A Genève, nous avons lancé en 2016 notre label de promotion d’une vie nocturne festive et égalitaire We Can Dance it , à Fribourg c’est le collectif Mille sept sans qui a mis sur pied une charte Aretha à destination des clubs, bars et festivals.
En 2018, nous avons également lancé conjointement PETZI, HelevetiaRockt, We Can Dance iT, la Diversity Roadmap qui donne des pistes et des recommandations, afin de rendre les lieux de musiques plus accessibles et égalitaires.
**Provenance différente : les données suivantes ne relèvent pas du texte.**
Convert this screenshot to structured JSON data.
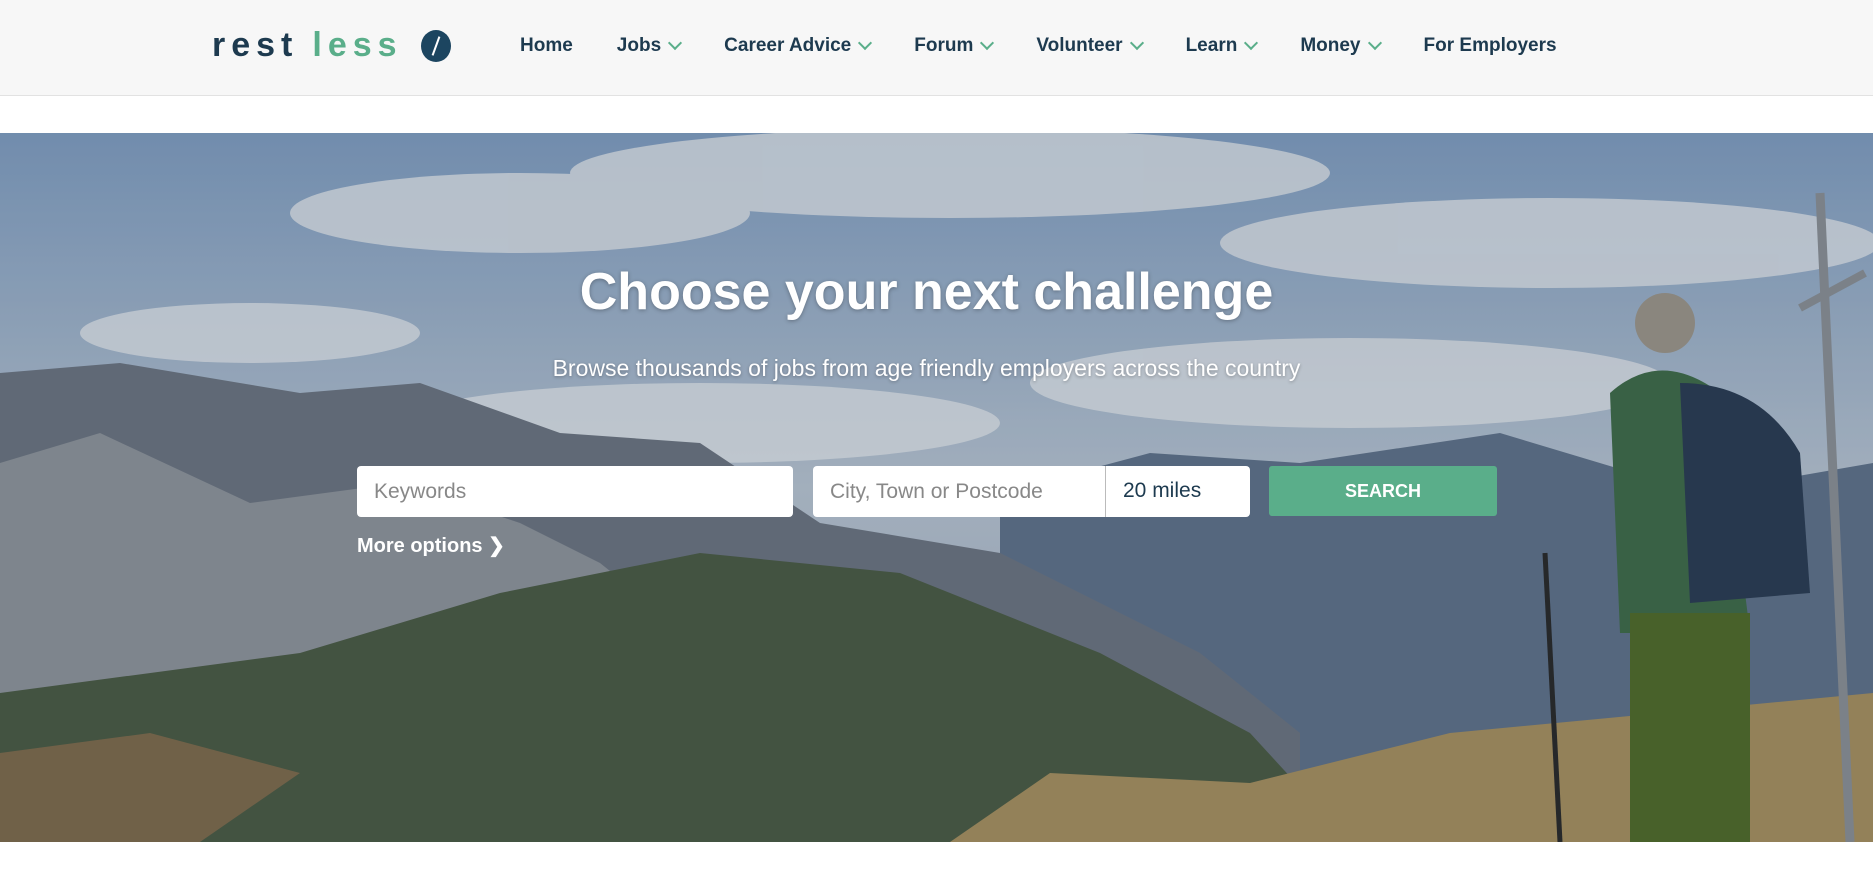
{
  "logo": {
    "word1": "rest",
    "word2": "less"
  },
  "nav": [
    {
      "label": "Home",
      "dropdown": false
    },
    {
      "label": "Jobs",
      "dropdown": true
    },
    {
      "label": "Career Advice",
      "dropdown": true
    },
    {
      "label": "Forum",
      "dropdown": true
    },
    {
      "label": "Volunteer",
      "dropdown": true
    },
    {
      "label": "Learn",
      "dropdown": true
    },
    {
      "label": "Money",
      "dropdown": true
    },
    {
      "label": "For Employers",
      "dropdown": false
    }
  ],
  "hero": {
    "title": "Choose your next challenge",
    "subtitle": "Browse thousands of jobs from age friendly employers across the country"
  },
  "search": {
    "keywords_placeholder": "Keywords",
    "keywords_value": "",
    "location_placeholder": "City, Town or Postcode",
    "location_value": "",
    "radius": "20 miles",
    "button": "SEARCH",
    "more_options": "More options"
  },
  "colors": {
    "brand_dark": "#1d3a4f",
    "accent": "#5aae8a"
  }
}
Ce document a également été rédigé sous un angle intersectionnel*, pour aller encore plus loin dans cette notion d’accessibilité des espaces.
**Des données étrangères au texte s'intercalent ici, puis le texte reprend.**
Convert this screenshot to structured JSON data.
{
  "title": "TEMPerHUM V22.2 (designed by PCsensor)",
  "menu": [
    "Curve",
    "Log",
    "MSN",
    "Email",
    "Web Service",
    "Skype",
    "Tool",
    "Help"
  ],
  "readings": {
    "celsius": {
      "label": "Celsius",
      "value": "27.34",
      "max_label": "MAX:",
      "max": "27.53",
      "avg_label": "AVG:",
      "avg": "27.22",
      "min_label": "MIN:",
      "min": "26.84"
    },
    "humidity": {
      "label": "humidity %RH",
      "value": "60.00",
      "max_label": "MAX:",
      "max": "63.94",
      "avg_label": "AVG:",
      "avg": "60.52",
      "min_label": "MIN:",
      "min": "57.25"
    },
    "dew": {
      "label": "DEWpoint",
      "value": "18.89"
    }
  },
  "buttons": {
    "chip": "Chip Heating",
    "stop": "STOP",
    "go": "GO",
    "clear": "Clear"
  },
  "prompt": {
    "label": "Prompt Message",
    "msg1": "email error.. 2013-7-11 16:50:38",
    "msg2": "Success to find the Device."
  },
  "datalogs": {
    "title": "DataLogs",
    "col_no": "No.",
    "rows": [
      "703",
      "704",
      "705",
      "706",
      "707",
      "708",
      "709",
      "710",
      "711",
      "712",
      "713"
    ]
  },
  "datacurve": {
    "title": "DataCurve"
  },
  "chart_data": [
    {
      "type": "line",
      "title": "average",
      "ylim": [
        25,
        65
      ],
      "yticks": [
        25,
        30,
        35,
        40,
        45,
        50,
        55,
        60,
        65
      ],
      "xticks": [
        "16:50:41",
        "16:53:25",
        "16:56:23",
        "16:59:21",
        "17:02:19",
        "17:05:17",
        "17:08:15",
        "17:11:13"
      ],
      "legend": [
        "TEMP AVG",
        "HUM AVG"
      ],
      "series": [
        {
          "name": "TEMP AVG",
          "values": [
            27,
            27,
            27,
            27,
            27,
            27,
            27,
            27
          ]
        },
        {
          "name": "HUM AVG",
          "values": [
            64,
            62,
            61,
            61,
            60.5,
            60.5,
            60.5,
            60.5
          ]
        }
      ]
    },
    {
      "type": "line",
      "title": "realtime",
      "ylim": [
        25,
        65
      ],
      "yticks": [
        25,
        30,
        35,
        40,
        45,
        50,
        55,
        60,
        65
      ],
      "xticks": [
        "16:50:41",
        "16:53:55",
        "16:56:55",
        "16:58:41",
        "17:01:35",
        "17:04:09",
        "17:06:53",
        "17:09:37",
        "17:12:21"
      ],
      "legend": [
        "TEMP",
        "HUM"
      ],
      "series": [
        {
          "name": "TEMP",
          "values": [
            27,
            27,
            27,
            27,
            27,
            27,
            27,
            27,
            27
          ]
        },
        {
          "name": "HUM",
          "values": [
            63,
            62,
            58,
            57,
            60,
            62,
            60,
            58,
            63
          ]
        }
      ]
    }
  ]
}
Quelles mesures peut-on prendre chacun.e à notre échelle?
- Récolter des chiffres selon les moyens de chacun.e et la pertinence de ces derniers
Le moment du constat est passé, tous les chiffres supplémentaires peuvent aider à orienter notre action mais surtout, pourquoi récolter des chiffres ? Pour mesurer les améliorations ou non d’année en année et se donner, pourquoi pas, des objectifs quantitatifs ambitieux.
Dans cette lignée on peut mentionner Keychange une action internationale rejointe par près de 200 structures dont des festivals comme Reeperbahn, Eurosonic ou le MaMA, des agences, des médias, des clubs, qui ont pris l’engagement d’arriver à une parité des genres dans leurs programmes d’ici à 2022.
- Améliorer qualitativement la mixité au sein des équipes
° Intégrer ces questions dans les annonces d’emploi, réfléchir à la complémentarité des postes mais aussi des personnes, intégrer différentes sensibilités, profils, genres…
° Faciliter la conciliation des vies personnelles et professionnelles, notamment pour les jeunes parents.
- Langage épicène et communication inclusive
° Varier les représentations dans l’utilisation des images ;
° Utiliser un langage épicène*, surtout lorsque l’on s’adresse aux artistes ou au public ;
° Eviter les stéréotypes associés aux artiste masculin/féminin sur l’esthétisme de leur musique ou sur des considérations d’ordre physiques.
- Lutter contre les attitudes et les violences sexistes au sein de son équipe
° Avoir une ou plusieurs personnes identifiées pour répondre à ces questions (varier les profils, femme, homme, âge…) et développer un dispositif en cas de harcèlement moral et sexuel ;
° Si la création d’un dispositif interne n’est pas possible, prendre contact avec un service de l’état ou une association qui puisse faire office de « personne de confiance ».
- Améliorer la représentation des femmes sur scène
° Travailler avec une plus grande diversité de partenaires ;
° Lancer des appels ou solliciter des associations qui font ce travail d’empowerment ;
° Nommer des jurys paritaires lors d’attribution de bourses, de soutien ou de concours.
Autres actions ? Commencer dès demain.